An informal poll taken among ERPHealth staff reveals there are a variety of approaches people take to attend to their mental health. Some spend time with pets, take time for lunch with colleagues, or engage in regular physical activity or competition. Others take small moments during the day for grounding techniques like breathing. Regardless of approach, the important piece is that there is awareness of mental health and that we attend to it as we would any other aspect of health. We should be considering mood functioning and its inextricable connection with physical health equally as important as factors like weight, blood pressure, or blood glucose levels, for example.

It’s well-known that the Covid-19 pandemic put a spotlight on mental health globally and that the experience served as a stress test for all of us. Reports indicated that calls to national crisis hotlines during the pandemic increased by 300% and that the majority of those calls came from individuals who had no prior engagement with mental health treatment or diagnoses. It was clear, we were a nation in distress and many agree that we have not returned to baseline, citing world events, the economy, and the like as significant perpetuating stressors. For those of us in the mental health industry, the proverbial silver lining here is that mental health has finally taken center stage; gaining attention and advocacy in politics, Hollywood, and our schools and workplaces.

As stigma becomes less of a barrier to seeking mental health care, it is not surprising that demand has overrun the supply of available providers creating a major gap in access to care. Individuals seeking outpatient psychiatric care currently face a 3-5 month wait for an initial appointment. The behavioral health tech industry has been working diligently on solutions to not only fill that gap but to reshape the way behavioral health treatment can work. By aggregating and surfacing availability in real time, by placing on-demand mental health resources in the hands of the consumer, and by making treatment more effective and efficient thereby reducing churn within a care system, technology is making valuable strides in improving not only access to care but access to quality care.

While we have made strides when it comes to normalizing mental health focus and treatment, there remains real work to be done, especially as it pertains to barriers faced by subsets of our population like those who belong to the BIPOC or LGBTQIA+ communities.
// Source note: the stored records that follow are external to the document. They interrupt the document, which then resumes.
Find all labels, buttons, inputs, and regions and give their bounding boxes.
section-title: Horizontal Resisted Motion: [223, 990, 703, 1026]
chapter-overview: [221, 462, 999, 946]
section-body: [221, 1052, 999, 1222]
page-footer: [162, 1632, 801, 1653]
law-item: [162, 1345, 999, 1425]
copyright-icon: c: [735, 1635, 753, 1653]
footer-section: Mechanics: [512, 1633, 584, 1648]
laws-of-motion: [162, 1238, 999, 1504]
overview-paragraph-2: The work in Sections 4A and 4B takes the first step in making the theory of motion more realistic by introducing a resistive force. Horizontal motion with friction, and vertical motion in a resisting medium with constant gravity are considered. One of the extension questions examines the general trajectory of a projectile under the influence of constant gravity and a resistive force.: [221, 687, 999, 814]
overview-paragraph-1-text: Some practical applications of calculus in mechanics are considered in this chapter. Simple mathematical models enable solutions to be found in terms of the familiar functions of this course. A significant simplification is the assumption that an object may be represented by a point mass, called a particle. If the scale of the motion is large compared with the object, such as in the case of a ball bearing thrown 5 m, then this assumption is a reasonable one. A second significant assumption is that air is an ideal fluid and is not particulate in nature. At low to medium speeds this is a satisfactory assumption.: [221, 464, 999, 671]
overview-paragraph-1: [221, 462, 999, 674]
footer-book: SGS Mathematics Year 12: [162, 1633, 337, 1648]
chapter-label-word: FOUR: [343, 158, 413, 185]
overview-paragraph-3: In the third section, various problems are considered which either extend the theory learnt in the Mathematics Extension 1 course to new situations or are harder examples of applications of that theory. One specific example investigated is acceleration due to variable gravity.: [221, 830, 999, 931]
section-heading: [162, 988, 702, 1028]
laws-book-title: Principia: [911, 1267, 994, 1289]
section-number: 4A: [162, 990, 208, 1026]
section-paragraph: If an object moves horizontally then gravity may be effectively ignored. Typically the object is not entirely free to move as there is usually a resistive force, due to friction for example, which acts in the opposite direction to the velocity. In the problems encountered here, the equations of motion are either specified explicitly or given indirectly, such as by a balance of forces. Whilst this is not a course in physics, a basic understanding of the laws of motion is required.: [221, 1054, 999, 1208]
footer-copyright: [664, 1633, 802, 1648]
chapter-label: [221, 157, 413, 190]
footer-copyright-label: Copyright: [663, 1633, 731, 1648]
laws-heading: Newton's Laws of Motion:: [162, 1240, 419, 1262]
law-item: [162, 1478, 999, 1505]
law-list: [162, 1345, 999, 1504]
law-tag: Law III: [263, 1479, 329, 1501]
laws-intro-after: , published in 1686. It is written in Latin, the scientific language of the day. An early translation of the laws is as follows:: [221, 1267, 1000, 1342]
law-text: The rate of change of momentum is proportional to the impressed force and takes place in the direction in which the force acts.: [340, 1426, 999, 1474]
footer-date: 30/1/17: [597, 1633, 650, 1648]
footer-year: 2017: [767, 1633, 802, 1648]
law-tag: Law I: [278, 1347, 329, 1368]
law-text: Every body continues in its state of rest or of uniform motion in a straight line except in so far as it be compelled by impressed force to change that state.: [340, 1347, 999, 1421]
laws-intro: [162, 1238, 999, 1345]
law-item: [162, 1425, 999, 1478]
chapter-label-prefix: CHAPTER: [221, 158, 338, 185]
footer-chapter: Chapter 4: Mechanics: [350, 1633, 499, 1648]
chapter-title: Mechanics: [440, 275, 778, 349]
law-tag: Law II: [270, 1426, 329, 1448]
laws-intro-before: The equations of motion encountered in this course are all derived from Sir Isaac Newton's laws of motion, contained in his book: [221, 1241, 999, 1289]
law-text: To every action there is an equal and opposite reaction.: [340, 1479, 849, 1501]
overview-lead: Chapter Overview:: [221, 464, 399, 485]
According to NAMI, the average delay between onset of symptoms of mental illness and treatment for those symptoms is 11 years. Between ¼ and ½ of BIPOC individuals in particular ever get treatment and the ripple effect is exponential, including impact on physical health, substance use, unemployment, school dropout, family health, and even the economy via lost earnings and productivity.

What will you do today to attend to your mental health?

About The Author

Cori McMahon, Psy.D., NCCE, Chief Clinical Officer at ERPHealth

Dr. Cori McMahon is a digital health clinical leader and clinical health psychologist with over 20 years’ experience across academic, clinical, and behavioral health tech industries. She was most recently a key member of the senior team taking a SaaS-based behavioral health organization to acquisition at 12x its valuation. Dr. McMahon is the former Director of the Division of Behavioral Medicine at Cooper University Hospital and maintains part-time work in integrated primary care as a Ryan White-funded psychologist serving persons living with HIV. She has presented 40+ peer-reviewed projects nationally and chaired multiple panel discussions as SME on measurement-based care, integrated behavioral health, and patient-reported outcomes in digital health.

Dr. McMahon is an Associate Professor of Clinical Medicine at Cooper Medical School of Rowan University and serves as lead for the Trauma-Informed Care project in the Department of Infectious Disease in collaboration with the state of NJ.